P. Diddy et Cassie au Metropolitan Museum of Art, le 1er mai 2017, à New York. Van Tine Dennis/ABACA

«Chaque jour était une bataille pour ma survie»

Elle décide alors de quitter New York, de faire profil bas et de reconstruire sa vie ailleurs. Mais la tâche n’est pas si simple puisque cette violente agression a de grosses conséquences sur sa santé. «J’essayais de gérer mon viol et mon agression, d’élever mon enfant en étant déprimée et chaque jour était une bataille pour ma survie», affirme la victime. En laissant couler les larmes sur ses joues, elle avoue avoir songé plusieurs fois à se suicider.

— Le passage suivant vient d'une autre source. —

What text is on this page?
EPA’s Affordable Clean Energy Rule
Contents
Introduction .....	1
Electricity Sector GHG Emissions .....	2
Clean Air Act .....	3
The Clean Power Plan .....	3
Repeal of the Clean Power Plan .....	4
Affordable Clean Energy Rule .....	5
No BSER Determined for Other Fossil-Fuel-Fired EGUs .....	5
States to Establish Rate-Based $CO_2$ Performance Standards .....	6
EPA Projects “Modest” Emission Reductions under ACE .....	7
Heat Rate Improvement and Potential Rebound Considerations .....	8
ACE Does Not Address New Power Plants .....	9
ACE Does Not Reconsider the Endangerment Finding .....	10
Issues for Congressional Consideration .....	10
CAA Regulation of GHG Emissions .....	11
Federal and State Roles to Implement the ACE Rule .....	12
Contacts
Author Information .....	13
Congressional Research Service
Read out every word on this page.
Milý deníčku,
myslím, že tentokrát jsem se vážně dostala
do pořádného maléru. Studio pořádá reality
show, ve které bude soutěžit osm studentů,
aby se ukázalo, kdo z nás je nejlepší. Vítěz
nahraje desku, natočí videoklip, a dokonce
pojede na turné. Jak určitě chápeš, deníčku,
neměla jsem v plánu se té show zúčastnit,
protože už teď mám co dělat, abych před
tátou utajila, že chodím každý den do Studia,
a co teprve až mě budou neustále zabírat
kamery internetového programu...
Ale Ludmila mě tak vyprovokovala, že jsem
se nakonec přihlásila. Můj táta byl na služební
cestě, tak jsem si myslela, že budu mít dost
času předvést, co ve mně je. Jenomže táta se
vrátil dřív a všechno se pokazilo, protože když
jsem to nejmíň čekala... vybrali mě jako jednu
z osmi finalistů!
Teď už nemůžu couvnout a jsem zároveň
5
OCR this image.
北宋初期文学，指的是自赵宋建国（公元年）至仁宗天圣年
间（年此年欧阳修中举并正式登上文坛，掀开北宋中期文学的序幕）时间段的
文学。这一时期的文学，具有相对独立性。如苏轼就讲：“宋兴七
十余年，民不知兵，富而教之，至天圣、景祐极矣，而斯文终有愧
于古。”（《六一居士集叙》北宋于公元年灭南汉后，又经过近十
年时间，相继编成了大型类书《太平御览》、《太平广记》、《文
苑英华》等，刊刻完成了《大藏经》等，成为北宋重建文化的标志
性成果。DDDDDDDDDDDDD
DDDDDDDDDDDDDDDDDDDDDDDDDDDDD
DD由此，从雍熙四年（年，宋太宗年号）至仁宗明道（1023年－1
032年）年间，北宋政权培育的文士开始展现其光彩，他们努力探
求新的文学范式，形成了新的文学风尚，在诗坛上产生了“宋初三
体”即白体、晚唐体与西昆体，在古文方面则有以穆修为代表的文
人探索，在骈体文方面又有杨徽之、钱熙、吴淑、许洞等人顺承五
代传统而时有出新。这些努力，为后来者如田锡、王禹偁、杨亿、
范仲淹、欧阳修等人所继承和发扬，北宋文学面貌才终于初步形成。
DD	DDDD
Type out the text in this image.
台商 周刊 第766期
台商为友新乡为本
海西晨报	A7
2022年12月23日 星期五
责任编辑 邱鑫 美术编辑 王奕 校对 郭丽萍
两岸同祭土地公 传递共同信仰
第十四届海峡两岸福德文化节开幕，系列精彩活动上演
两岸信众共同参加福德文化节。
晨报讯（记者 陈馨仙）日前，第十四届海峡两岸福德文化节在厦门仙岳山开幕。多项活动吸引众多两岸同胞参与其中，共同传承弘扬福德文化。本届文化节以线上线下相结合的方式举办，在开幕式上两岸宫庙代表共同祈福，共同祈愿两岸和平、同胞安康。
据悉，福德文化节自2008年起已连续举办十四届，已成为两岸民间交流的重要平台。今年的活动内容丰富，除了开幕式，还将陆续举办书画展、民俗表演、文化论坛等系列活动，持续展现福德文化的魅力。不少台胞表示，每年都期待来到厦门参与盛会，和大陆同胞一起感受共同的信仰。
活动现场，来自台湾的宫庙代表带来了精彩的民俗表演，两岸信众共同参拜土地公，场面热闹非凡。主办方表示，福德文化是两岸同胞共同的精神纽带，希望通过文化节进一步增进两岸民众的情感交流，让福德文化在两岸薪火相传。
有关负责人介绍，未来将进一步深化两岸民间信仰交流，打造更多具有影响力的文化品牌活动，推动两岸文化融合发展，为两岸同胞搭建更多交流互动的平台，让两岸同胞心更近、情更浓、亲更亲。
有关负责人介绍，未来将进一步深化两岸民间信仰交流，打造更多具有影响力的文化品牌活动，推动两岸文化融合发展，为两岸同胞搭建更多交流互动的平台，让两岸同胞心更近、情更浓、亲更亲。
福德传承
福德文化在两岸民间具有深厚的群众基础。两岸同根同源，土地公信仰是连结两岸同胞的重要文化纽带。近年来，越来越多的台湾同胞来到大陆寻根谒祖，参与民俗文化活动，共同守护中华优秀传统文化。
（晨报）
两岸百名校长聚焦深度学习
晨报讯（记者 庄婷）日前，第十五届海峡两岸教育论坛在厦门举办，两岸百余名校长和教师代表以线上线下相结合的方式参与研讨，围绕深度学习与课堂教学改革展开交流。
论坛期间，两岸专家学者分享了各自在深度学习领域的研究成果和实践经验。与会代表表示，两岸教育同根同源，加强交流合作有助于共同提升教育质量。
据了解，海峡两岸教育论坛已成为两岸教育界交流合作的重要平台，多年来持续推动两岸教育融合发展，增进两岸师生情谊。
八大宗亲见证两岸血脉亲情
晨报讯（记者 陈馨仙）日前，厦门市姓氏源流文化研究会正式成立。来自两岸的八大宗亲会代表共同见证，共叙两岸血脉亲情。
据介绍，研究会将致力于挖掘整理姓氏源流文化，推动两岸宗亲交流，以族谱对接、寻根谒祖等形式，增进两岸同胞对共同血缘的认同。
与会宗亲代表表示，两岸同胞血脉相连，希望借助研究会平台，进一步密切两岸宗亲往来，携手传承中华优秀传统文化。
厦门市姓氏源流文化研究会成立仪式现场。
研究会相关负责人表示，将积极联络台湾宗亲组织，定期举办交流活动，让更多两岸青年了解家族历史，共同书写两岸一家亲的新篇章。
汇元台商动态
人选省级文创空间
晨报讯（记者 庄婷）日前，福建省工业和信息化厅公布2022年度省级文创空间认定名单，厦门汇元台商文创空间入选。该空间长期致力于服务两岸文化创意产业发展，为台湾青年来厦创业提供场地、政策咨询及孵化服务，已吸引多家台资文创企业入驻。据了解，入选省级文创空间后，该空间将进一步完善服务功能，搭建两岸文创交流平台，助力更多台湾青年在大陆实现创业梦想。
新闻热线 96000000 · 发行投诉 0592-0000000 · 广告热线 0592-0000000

Mais en novembre 2023, tout bascule. Son ex-petit ami de l’époque la contacte et lui explique que son agression a été filmée. Elle découvre alors que Cassie a porté plainte contre P. Diddy et se rend compte qu’elle n’est pas la seule à avoir subi ce genre d’agression venant du rappeur : «Elle a ouvert la boîte de pandore. Jusque-là, je pensais que j’étais sa seule victime.» Si, aujourd’hui, elle espère que la justice condamnera les actes de la star du rap US, elle doit apprendre à vivre avec ce traumatisme. «Réussir à prendre la parole, c’est libérateur jusqu’à un certain point. Mais si je pouvais gommer tous ces souvenirs, encore aujourd’hui, je le ferais sans hésiter pour ne plus vivre ce traumatisme», conclut Thalia Graves laissant l’émotion envahir à nouveau son visage.